В середине лета Анн фон Трот взяла его на свою яхту. Когда она узнала, что значит по-испански его фамилия [2]2
Tapas – закуска (исп.).
[Закрыть], то стала называть его My Snack. Он танцевал с приглашенными в поездку старыми курицами, нафаршированными силиконом и гормонами. Одна из них, возбужденная чувственным танцем, спросила, не даст ли он ей уроки сальсы.
Анн сочла это прекрасной мыслью.
– Хосе, ты мог бы открыть школу танцев! Я кое-кого знаю, кто… – говорила она в каюте, снимая бикини.
– Если хочешь от меня избавиться, лучше способа и не придумать, – отвечал он, смазывая ее вазелином.
– Я хочу помочь тебе, my poor, little Snack. Ты не думал о собственном бизнесе? Никто не заставляет тебя плясать с утра до вечера. Ты был бы директором. Кроме того, тебя ждет развод. Тебе понадобится дорогой адвокат.
Хосе подружился с молодым адвокатом Анн. Они вместе ходили на дискотеки. Уводили самых лучших девиц. Если девушка не могла выбрать между ними, брали ее вместе. Тогда они разговаривали о разводе, считая это отличным приколом. «Ты неплохо подженился, Хосе, мно-о-о-го денег», – адвокат поправлял голову девушке, недостаточно глубоко берущей его в рот. Хосе тянул ее назад, придерживая за подпрыгивающие ягодицы.
Однажды ночью после дискотеки длинноногая красотка в ожидании лежала рядом, а он не мог вырасти до размеров мужчины. Вместо гордо напряженной мужественности у него свисало маленькое пристыженное мальчишество. Девушка нежно погладила его и взяла в рот. Через минуту выплюнула.
– Со мной что-нибудь не так?
– Нет.
– С тобой?
– Нет.
– Ну, так не будем терять времени! – и наделась ему на палец.
Потом он все чаще прибегал к этому методу. Перестал спать с молодыми девицами. Берег силы для требовательных клиенток. Их не удовлетворяли ни его длинные виртуозные пальцы, ни французские поцелуи. Им был нужен похотливый мужчина. За это они платили.
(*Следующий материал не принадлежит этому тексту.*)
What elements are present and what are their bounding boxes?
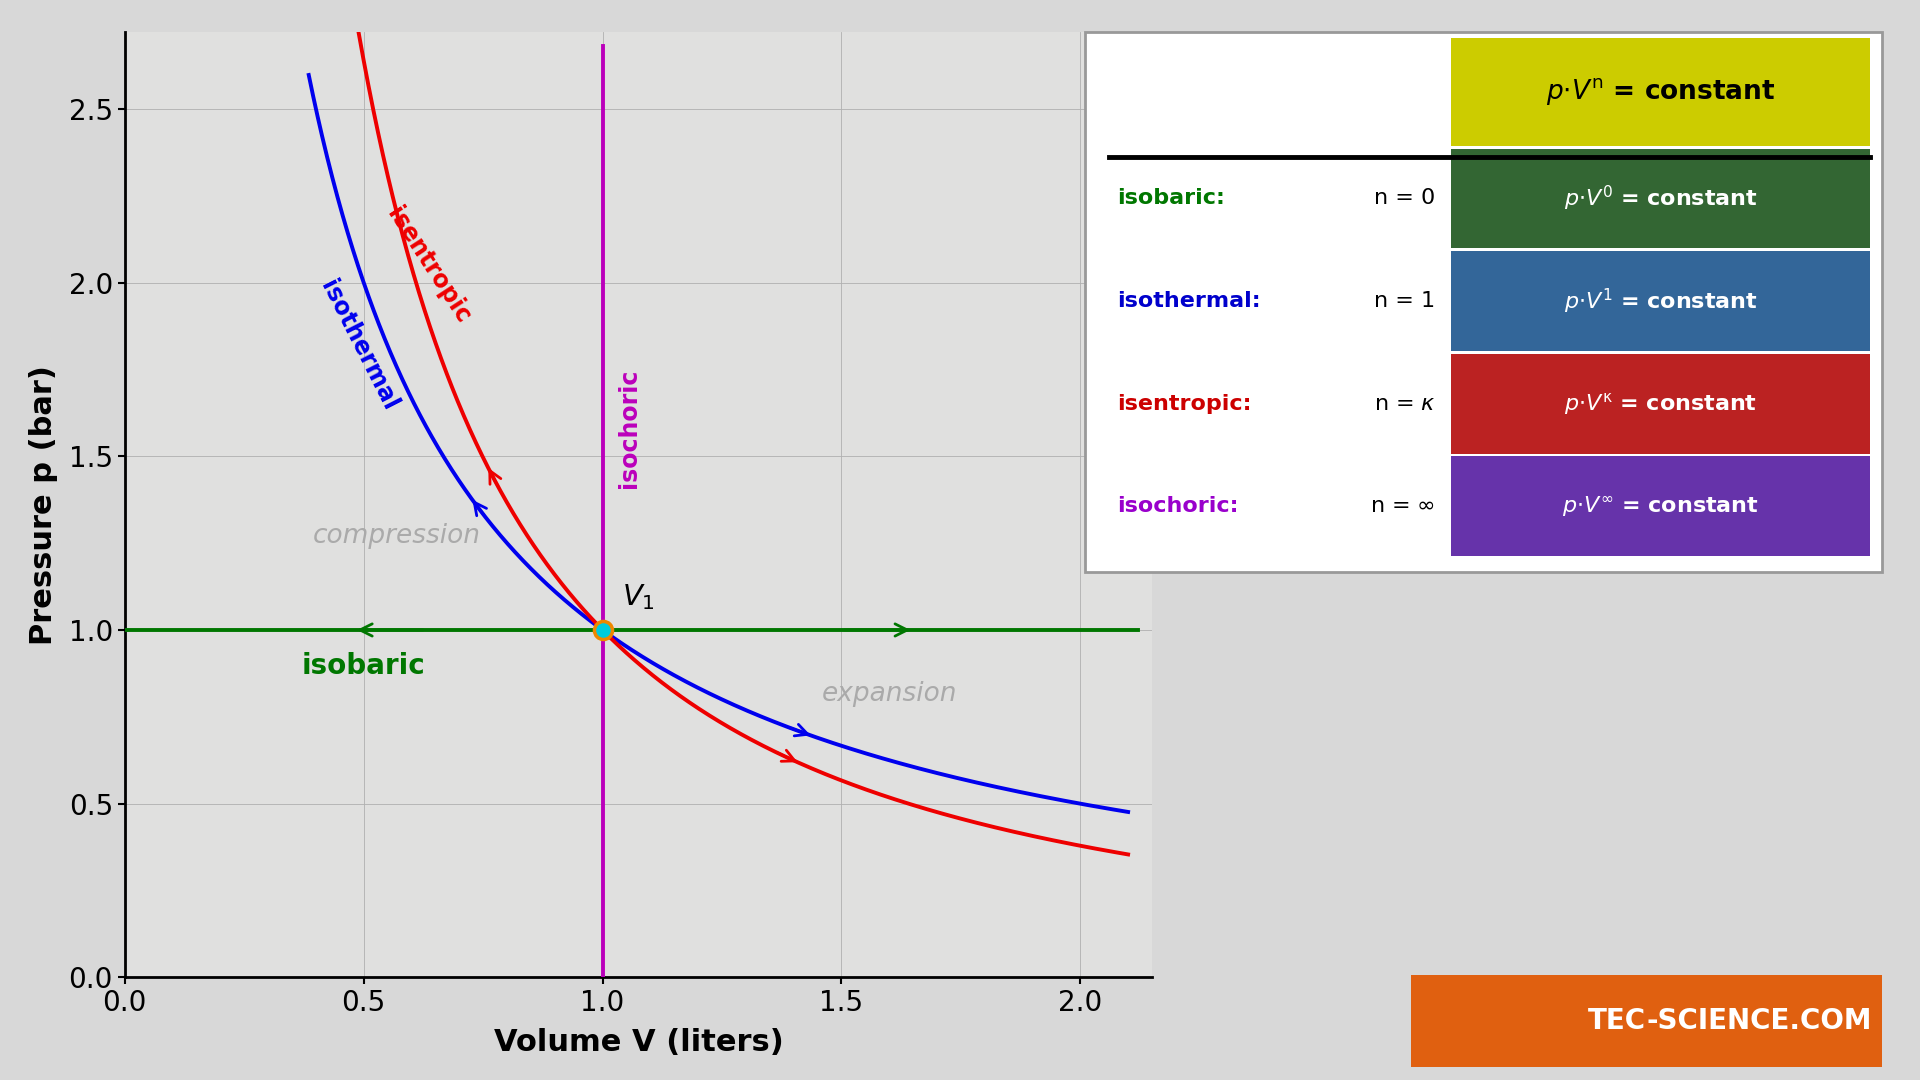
Text: n = $\kappa$: n = $\kappa$ [1373, 393, 1436, 414]
Text: isochoric: isochoric [616, 368, 641, 488]
FancyBboxPatch shape [1452, 456, 1870, 556]
Text: isobaric:: isobaric: [1117, 188, 1225, 208]
Text: $p{\cdot}V^{\rm 0}$ = constant: $p{\cdot}V^{\rm 0}$ = constant [1563, 184, 1757, 213]
X-axis label: Volume V (liters): Volume V (liters) [493, 1028, 783, 1057]
Text: isobaric: isobaric [301, 652, 426, 680]
FancyBboxPatch shape [1085, 32, 1882, 572]
Text: isentropic: isentropic [382, 203, 474, 327]
Text: isothermal:: isothermal: [1117, 291, 1260, 311]
Text: $p{\cdot}V^{\rm \kappa}$ = constant: $p{\cdot}V^{\rm \kappa}$ = constant [1565, 391, 1757, 417]
Text: $p{\cdot}V^{\rm n}$ = constant: $p{\cdot}V^{\rm n}$ = constant [1546, 77, 1776, 107]
Text: $p{\cdot}V^{\rm 1}$ = constant: $p{\cdot}V^{\rm 1}$ = constant [1563, 286, 1757, 315]
Text: $p{\cdot}V^{\rm \infty}$ = constant: $p{\cdot}V^{\rm \infty}$ = constant [1563, 494, 1759, 518]
FancyBboxPatch shape [1388, 971, 1905, 1071]
Text: $V_1$: $V_1$ [622, 582, 655, 612]
Text: n = 1: n = 1 [1375, 291, 1436, 311]
Text: TEC: TEC [1588, 1008, 1647, 1035]
Y-axis label: Pressure p (bar): Pressure p (bar) [29, 365, 58, 645]
Text: n = 0: n = 0 [1375, 188, 1436, 208]
FancyBboxPatch shape [1452, 354, 1870, 454]
Text: -SCIENCE.COM: -SCIENCE.COM [1647, 1008, 1872, 1035]
Text: isothermal: isothermal [315, 275, 401, 415]
FancyBboxPatch shape [1452, 38, 1870, 146]
Text: expansion: expansion [822, 681, 956, 707]
FancyBboxPatch shape [1452, 252, 1870, 351]
FancyBboxPatch shape [1452, 148, 1870, 248]
Text: isentropic:: isentropic: [1117, 393, 1252, 414]
Text: compression: compression [313, 523, 482, 549]
Text: n = $\infty$: n = $\infty$ [1371, 496, 1436, 516]
Text: isochoric:: isochoric: [1117, 496, 1238, 516]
Ему не помогали ни таблетки из шпанских мушек, ни витамины. Для распаленных бабищ импотенция Хосе стала бы оскорблением. Он потерял бы клиенток и деньги.
Как-то он зашел к чудаковатой художнице. По крайней мере, она не требовала банальной копуляции. Завязала ему дырявым черным платком глаза, кисточкой подрисовала усики. «Ты будешь Зорро! – приказала она. – Скачи и стегай меня хлыстом!»
Скачка на покрытой синяками грудастой толстухе довела Хосе до спазматического смеха. Он снял маску, поцеловал художницу в губы. Она была чокнутая, он – больной.
Врач признал Хосе образцом здоровья: «Обычная усталость. Рекомендую две недели отдохнуть от всего. Если не станет лучше, направлю вас к специалисту», – и прописал укрепляющие таблетки.
Хосе решил исчезнуть из Стокгольма. Оставил Анн сообщение, что уезжает в Мексику. Он не был уверен, что вернется.
В родном городке Хосе в одиночестве бродил по старым закоулкам. Приятели поразъехались и работали в больших городах. Как и он, возвращались посетить родных, похвастаться нажитым состоянием. Родители с восхищением смотрели на снимки внучки, дома, машины. В нем пробудилась прежняя фантазия, и он наврал про Ингрид и про учебу. С первого дня он понял, что не останется здесь. Он не подходил им, не соответствовал своему прошлому.
Он болтался по окраинам. Озеро, в котором он научился плавать, обмелело. Оно напоминало гигантскую рыбу, выброшенную на песок пляжа. Чешуя волн тяжко вздымалась на смердящем тиной теле.
Он заглянул к старой Кабирос. Ее дом – груда камней, прикрытых соломой, – стоял на пустыре у песчаной дороги, ведущей в деревню. Кабирос, полуиндианка, редко наведывалась в город. Она появлялась там в базарные дни, закутанная в шаль. Разложив ее на земле, садилась на корточки и гадала на картах.